Traditional Chinese music embraces modern elements

Writer: Chen Xiaochun Share:

Suona player Zhang Qianyuan (L)

Email of the writer:

A traditional Chinese music concert, “Plum blossoms, orchid, bamboo and chrysanthemum,” was held at the Shenzhen Concert Hall on Saturday night, winning continuous applause from the audience for the outstanding and innovative performance.

The highlights of the concert include the “Qin Chuan Love” by bamboo flute artists Dai Ya and Li Yue, accompanied by pianist David Qu and percussionist Gao Yue; the “Birds Saluting the Phoenix” by suona artist Zhang Qianyuan, accompanied by sheng players Jia Jingtao and Wang Peng; the “Melody of the Han River” by guzheng artists Wang Zhongshan and Song Xinxin; and “Echo of Dunhuang,” a quintet composed by Zhou Long for this concert.

When asked about techniques for playing the guzheng, Wang Zhongshan, one of the most influential guzheng artists in China, said, “Everything has to be based on the renewal of techniques, otherwise it would be weeded out by time. Currently, our pace of life is very fast, the world is full of diversity and culture exchanges, so we have to learn the merits of Western art techniques.”

Wang Zhongshan said that when talking about guzheng people usually think of an elder sitting in a tea house and the slow sound of the instrument.

“The fact that guzheng can play very modern music, such as the popular songs of Adele Adkins and the ‘Croatian Rhapsody,’ amazes everyone. To make sure that this instrument is known to the world, we need to enable it to ‘speak foreign languages’ so that everyone can understand and accept your culture,” said Wang Zhongshan.

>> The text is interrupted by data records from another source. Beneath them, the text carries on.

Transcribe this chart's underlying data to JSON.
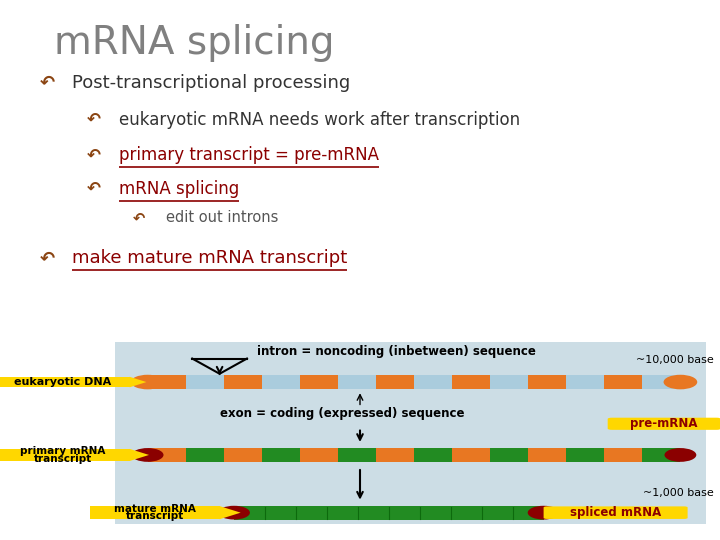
{
  "title": "mRNA splicing",
  "title_color": "#808080",
  "bg_top": "#ffffff",
  "diagram_bg": "#7a9aaa",
  "diagram_panel_bg": "#ccdde5",
  "orange": "#E87722",
  "light_blue": "#aaccdd",
  "green": "#228B22",
  "dark_red": "#8B0000",
  "yellow": "#FFD700",
  "bullet_brown": "#8B4513",
  "bullets": [
    {
      "text": "Post-transcriptional processing",
      "level": 0,
      "underline": false,
      "color": "#333333",
      "fs": 13
    },
    {
      "text": "eukaryotic mRNA needs work after transcription",
      "level": 1,
      "underline": false,
      "color": "#333333",
      "fs": 12
    },
    {
      "text": "primary transcript = pre-mRNA",
      "level": 1,
      "underline": true,
      "color": "#8B0000",
      "fs": 12
    },
    {
      "text": "mRNA splicing",
      "level": 1,
      "underline": true,
      "color": "#8B0000",
      "fs": 12
    },
    {
      "text": "edit out introns",
      "level": 2,
      "underline": false,
      "color": "#555555",
      "fs": 10.5
    },
    {
      "text": "make mature mRNA transcript",
      "level": 0,
      "underline": true,
      "color": "#8B0000",
      "fs": 13
    }
  ],
  "y_positions": [
    7.55,
    6.45,
    5.4,
    4.4,
    3.55,
    2.35
  ]
}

“They employed some violin techniques on the erhu, such as the double stops and plucking the strings using the left hand, which are rarely used on the traditional erhu,” said Gu Xiaojin, professor of the Communication School at Shenzhen University and a respected music critic.

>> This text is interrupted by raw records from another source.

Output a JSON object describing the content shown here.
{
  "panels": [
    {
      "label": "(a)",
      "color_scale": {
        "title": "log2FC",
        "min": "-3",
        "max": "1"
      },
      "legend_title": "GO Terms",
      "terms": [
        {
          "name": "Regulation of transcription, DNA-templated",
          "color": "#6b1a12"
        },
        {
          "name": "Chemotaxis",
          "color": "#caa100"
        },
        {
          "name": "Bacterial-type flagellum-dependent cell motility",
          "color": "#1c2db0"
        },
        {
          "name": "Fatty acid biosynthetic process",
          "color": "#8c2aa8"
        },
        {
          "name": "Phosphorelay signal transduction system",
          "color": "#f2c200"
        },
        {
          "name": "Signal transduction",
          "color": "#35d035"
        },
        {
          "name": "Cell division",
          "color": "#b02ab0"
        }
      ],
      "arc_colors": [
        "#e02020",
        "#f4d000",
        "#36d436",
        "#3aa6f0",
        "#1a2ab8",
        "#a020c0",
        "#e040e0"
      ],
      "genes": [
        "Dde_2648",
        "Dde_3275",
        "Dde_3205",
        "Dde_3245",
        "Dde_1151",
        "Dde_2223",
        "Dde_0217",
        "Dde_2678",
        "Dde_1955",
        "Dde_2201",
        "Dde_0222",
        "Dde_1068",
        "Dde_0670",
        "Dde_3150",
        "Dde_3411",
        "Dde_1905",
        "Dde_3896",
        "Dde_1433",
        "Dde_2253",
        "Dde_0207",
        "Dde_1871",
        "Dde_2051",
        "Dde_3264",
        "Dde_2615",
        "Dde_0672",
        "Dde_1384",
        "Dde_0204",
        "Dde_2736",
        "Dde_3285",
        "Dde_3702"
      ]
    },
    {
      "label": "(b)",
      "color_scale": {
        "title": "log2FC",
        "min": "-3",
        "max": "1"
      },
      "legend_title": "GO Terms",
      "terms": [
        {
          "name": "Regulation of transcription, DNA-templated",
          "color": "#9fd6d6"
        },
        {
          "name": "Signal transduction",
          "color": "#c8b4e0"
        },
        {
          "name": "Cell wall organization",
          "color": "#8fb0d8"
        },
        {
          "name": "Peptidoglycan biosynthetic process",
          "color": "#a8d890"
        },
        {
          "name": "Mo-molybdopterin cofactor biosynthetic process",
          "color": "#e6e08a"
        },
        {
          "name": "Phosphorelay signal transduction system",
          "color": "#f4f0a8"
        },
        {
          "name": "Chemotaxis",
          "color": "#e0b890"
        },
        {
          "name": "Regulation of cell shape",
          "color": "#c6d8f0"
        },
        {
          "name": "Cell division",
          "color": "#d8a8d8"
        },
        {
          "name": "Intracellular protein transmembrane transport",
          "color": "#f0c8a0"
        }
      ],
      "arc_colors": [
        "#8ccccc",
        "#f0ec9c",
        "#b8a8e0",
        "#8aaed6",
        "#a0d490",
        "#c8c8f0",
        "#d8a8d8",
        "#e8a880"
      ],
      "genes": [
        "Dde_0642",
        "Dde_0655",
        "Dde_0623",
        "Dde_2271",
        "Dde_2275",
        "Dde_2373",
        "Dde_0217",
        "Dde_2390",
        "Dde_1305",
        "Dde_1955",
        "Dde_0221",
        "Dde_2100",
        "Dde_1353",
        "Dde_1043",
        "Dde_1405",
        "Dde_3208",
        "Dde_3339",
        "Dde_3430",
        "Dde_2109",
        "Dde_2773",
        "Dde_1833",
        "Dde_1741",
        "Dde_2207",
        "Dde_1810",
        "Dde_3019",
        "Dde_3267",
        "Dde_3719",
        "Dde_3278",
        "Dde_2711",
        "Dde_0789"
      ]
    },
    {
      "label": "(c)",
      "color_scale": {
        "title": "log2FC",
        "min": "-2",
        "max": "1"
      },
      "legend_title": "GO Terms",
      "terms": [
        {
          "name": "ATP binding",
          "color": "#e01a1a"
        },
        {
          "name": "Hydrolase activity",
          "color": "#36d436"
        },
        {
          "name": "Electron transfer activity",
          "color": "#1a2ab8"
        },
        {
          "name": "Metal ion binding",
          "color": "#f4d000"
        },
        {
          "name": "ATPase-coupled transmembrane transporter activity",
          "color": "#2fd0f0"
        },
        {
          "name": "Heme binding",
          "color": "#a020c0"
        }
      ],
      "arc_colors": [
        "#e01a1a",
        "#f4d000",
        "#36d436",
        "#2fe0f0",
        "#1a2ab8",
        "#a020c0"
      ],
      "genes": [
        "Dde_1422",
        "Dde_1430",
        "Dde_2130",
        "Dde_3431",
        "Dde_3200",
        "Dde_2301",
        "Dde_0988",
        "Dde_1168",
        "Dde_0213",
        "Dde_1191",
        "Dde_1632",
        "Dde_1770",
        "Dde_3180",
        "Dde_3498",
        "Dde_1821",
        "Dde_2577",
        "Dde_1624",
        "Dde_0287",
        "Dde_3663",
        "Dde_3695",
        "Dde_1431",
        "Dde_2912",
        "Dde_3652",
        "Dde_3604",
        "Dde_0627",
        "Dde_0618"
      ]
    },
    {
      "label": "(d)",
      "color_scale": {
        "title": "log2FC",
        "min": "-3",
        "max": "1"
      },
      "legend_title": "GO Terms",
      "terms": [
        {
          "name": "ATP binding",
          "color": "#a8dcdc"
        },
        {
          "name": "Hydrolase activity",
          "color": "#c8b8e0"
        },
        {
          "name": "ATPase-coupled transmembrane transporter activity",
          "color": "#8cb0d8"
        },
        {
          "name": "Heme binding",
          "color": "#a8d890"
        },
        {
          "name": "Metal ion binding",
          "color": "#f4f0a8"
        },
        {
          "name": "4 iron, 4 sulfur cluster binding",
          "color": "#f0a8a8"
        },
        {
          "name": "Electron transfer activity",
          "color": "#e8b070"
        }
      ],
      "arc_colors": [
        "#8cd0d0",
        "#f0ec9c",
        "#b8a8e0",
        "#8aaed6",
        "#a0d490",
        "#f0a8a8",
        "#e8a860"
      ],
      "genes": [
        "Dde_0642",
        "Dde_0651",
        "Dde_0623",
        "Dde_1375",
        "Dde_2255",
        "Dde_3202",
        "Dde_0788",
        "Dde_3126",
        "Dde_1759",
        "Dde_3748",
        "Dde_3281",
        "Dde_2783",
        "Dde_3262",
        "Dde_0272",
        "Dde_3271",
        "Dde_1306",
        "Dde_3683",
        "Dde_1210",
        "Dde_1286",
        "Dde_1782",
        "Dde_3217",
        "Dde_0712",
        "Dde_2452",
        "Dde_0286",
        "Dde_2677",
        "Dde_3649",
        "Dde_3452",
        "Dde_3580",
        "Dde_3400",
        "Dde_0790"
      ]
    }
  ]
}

“We have watched many concerts of Western music. Tonight’s concert was traditional Chinese music, and it’s safe to say that it represents the highest level of traditional Chinese music. It brought us a whole-new experience, a disruptive mode for our traditional music. It not only presented a high-level performance, but also embodied an innovation, properly handling the relation between keeping the tradition and blending it with innovation. Every art needs innovation and progress,” said Gu.Zhou Long, a world-renowned Chinese composer and Pulitzer Prize winner.

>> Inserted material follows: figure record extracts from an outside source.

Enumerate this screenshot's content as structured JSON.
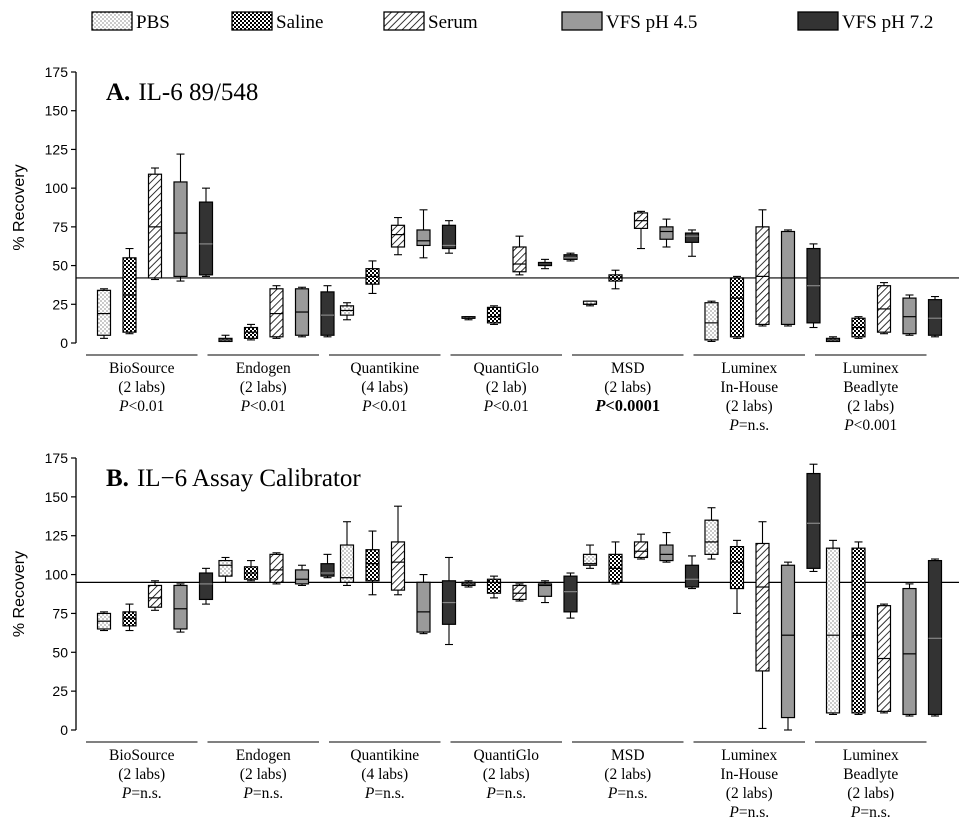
{
  "legend": [
    {
      "name": "PBS",
      "pattern": "dots"
    },
    {
      "name": "Saline",
      "pattern": "check"
    },
    {
      "name": "Serum",
      "pattern": "hatch"
    },
    {
      "name": "VFS pH 4.5",
      "pattern": "gray"
    },
    {
      "name": "VFS pH 7.2",
      "pattern": "dark"
    }
  ],
  "colors": {
    "gray": "#9a9a9a",
    "dark": "#333333",
    "line": "#000000"
  },
  "chart_data": [
    {
      "type": "box",
      "panel_label": "A.",
      "panel_title": "IL-6 89/548",
      "ylabel": "% Recovery",
      "ylim": [
        0,
        175
      ],
      "yticks": [
        "0",
        "25",
        "50",
        "75",
        "100",
        "125",
        "150",
        "175"
      ],
      "reference_line": 42,
      "series": [
        "PBS",
        "Saline",
        "Serum",
        "VFS pH 4.5",
        "VFS pH 7.2"
      ],
      "groups": [
        {
          "label": [
            "BioSource",
            "(2 labs)"
          ],
          "p_prefix": "P",
          "p_value": "<0.01",
          "strong": false,
          "boxes": [
            [
              3,
              5,
              19,
              34,
              35
            ],
            [
              6,
              7,
              31,
              55,
              61
            ],
            [
              41,
              42,
              75,
              109,
              113
            ],
            [
              40,
              43,
              71,
              104,
              122
            ],
            [
              43,
              44,
              64,
              91,
              100
            ]
          ]
        },
        {
          "label": [
            "Endogen",
            "(2 labs)"
          ],
          "p_prefix": "P",
          "p_value": "<0.01",
          "strong": false,
          "boxes": [
            [
              1,
              1,
              2,
              3,
              5
            ],
            [
              2,
              3,
              7,
              10,
              12
            ],
            [
              3,
              4,
              19,
              35,
              37
            ],
            [
              4,
              5,
              20,
              35,
              36
            ],
            [
              4,
              5,
              18,
              33,
              37
            ]
          ]
        },
        {
          "label": [
            "Quantikine",
            "(4  labs)"
          ],
          "p_prefix": "P",
          "p_value": "<0.01",
          "strong": false,
          "boxes": [
            [
              15,
              18,
              21,
              24,
              26
            ],
            [
              32,
              38,
              43,
              48,
              53
            ],
            [
              57,
              62,
              70,
              76,
              81
            ],
            [
              55,
              63,
              66,
              73,
              86
            ],
            [
              58,
              61,
              63,
              76,
              79
            ]
          ]
        },
        {
          "label": [
            "QuantiGlo",
            "(2 lab)"
          ],
          "p_prefix": "P",
          "p_value": "<0.01",
          "strong": false,
          "boxes": [
            [
              15,
              16,
              16,
              17,
              17
            ],
            [
              12,
              13,
              17,
              23,
              24
            ],
            [
              44,
              46,
              51,
              62,
              69
            ],
            [
              48,
              50,
              51,
              52,
              54
            ],
            [
              53,
              54,
              55,
              57,
              58
            ]
          ]
        },
        {
          "label": [
            "MSD",
            "(2 labs)"
          ],
          "p_prefix": "P",
          "p_value": "<0.0001",
          "strong": true,
          "boxes": [
            [
              24,
              25,
              25,
              27,
              27
            ],
            [
              35,
              40,
              42,
              44,
              47
            ],
            [
              61,
              74,
              79,
              84,
              85
            ],
            [
              62,
              67,
              72,
              75,
              80
            ],
            [
              56,
              65,
              69,
              71,
              73
            ]
          ]
        },
        {
          "label": [
            "Luminex",
            "In-House",
            "(2 labs)"
          ],
          "p_prefix": "P",
          "p_value": "=n.s.",
          "strong": false,
          "boxes": [
            [
              1,
              2,
              13,
              26,
              27
            ],
            [
              3,
              4,
              29,
              42,
              43
            ],
            [
              11,
              12,
              43,
              75,
              86
            ],
            [
              11,
              12,
              42,
              72,
              73
            ],
            [
              10,
              13,
              37,
              61,
              64
            ]
          ]
        },
        {
          "label": [
            "Luminex",
            "Beadlyte",
            "(2 labs)"
          ],
          "p_prefix": "P",
          "p_value": "<0.001",
          "strong": false,
          "boxes": [
            [
              1,
              1,
              2,
              3,
              4
            ],
            [
              3,
              4,
              10,
              16,
              17
            ],
            [
              6,
              7,
              22,
              37,
              39
            ],
            [
              5,
              6,
              17,
              29,
              31
            ],
            [
              4,
              5,
              16,
              28,
              30
            ]
          ]
        }
      ]
    },
    {
      "type": "box",
      "panel_label": "B.",
      "panel_title": "IL−6 Assay Calibrator",
      "ylabel": "% Recovery",
      "ylim": [
        0,
        175
      ],
      "yticks": [
        "0",
        "25",
        "50",
        "75",
        "100",
        "125",
        "150",
        "175"
      ],
      "reference_line": 95,
      "series": [
        "PBS",
        "Saline",
        "Serum",
        "VFS pH 4.5",
        "VFS pH 7.2"
      ],
      "groups": [
        {
          "label": [
            "BioSource",
            "(2 labs)"
          ],
          "p_prefix": "P",
          "p_value": "=n.s.",
          "strong": false,
          "boxes": [
            [
              64,
              65,
              70,
              75,
              76
            ],
            [
              64,
              67,
              72,
              76,
              81
            ],
            [
              77,
              79,
              85,
              93,
              96
            ],
            [
              63,
              65,
              78,
              93,
              94
            ],
            [
              81,
              84,
              94,
              101,
              104
            ]
          ]
        },
        {
          "label": [
            "Endogen",
            "(2 labs)"
          ],
          "p_prefix": "P",
          "p_value": "=n.s.",
          "strong": false,
          "boxes": [
            [
              95,
              99,
              106,
              109,
              111
            ],
            [
              96,
              97,
              101,
              105,
              109
            ],
            [
              94,
              95,
              103,
              113,
              114
            ],
            [
              93,
              94,
              97,
              103,
              106
            ],
            [
              98,
              99,
              101,
              107,
              113
            ]
          ]
        },
        {
          "label": [
            "Quantikine",
            "(4  labs)"
          ],
          "p_prefix": "P",
          "p_value": "=n.s.",
          "strong": false,
          "boxes": [
            [
              93,
              95,
              98,
              119,
              134
            ],
            [
              87,
              96,
              107,
              116,
              128
            ],
            [
              87,
              90,
              108,
              121,
              144
            ],
            [
              62,
              63,
              76,
              95,
              100
            ],
            [
              55,
              68,
              82,
              96,
              111
            ]
          ]
        },
        {
          "label": [
            "QuantiGlo",
            "(2 labs)"
          ],
          "p_prefix": "P",
          "p_value": "=n.s.",
          "strong": false,
          "boxes": [
            [
              92,
              93,
              94,
              95,
              96
            ],
            [
              85,
              88,
              95,
              97,
              99
            ],
            [
              83,
              84,
              88,
              93,
              94
            ],
            [
              82,
              86,
              93,
              94,
              96
            ],
            [
              72,
              76,
              89,
              99,
              101
            ]
          ]
        },
        {
          "label": [
            "MSD",
            "(2 labs)"
          ],
          "p_prefix": "P",
          "p_value": "=n.s.",
          "strong": false,
          "boxes": [
            [
              104,
              106,
              107,
              113,
              119
            ],
            [
              94,
              95,
              104,
              113,
              121
            ],
            [
              110,
              111,
              115,
              121,
              126
            ],
            [
              108,
              109,
              113,
              119,
              127
            ],
            [
              91,
              92,
              97,
              106,
              112
            ]
          ]
        },
        {
          "label": [
            "Luminex",
            "In-House",
            "(2 labs)"
          ],
          "p_prefix": "P",
          "p_value": "=n.s.",
          "strong": false,
          "boxes": [
            [
              110,
              113,
              121,
              135,
              143
            ],
            [
              75,
              91,
              108,
              118,
              122
            ],
            [
              1,
              38,
              92,
              120,
              134
            ],
            [
              0,
              8,
              61,
              106,
              108
            ],
            [
              102,
              104,
              133,
              165,
              171
            ]
          ]
        },
        {
          "label": [
            "Luminex",
            "Beadlyte",
            "(2 labs)"
          ],
          "p_prefix": "P",
          "p_value": "=n.s.",
          "strong": false,
          "boxes": [
            [
              10,
              11,
              61,
              117,
              122
            ],
            [
              10,
              11,
              61,
              117,
              121
            ],
            [
              11,
              12,
              46,
              80,
              81
            ],
            [
              9,
              10,
              49,
              91,
              94
            ],
            [
              9,
              10,
              59,
              109,
              110
            ]
          ]
        }
      ]
    }
  ]
}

“The organizer invited me to write a new piece for the music festival, and I created the quintet called, ‘Echo of Dunhuang,’ because the artists, both experienced masters and young artists, are all excellent players of traditional Chinese instruments, including the bamboo flute, suona, erhu and guzheng, as well as percussion,” said Zhou Long, a world-renowned Chinese composer and Pulitzer Prize winner.

Zhou added that “Echo of Dunhuang” was inspired by the art of Mogao Grottos in Dunhuang. The musical elements include “Flower,” a very popular folk song form in this Dunhuang, and some other elements of Northwest China.

The concert featured a variety of traditional instruments representing the most authentic of Chinese music. Solos were played on the bamboo flute, guzheng (zither), suona and erhu.

This year's edition of “Plum blossoms, orchid, bamboo and chrysanthemum” brought the Shenzhen audience some of the most classic pieces of traditional Chinese music and also debuted some new Chinese pieces.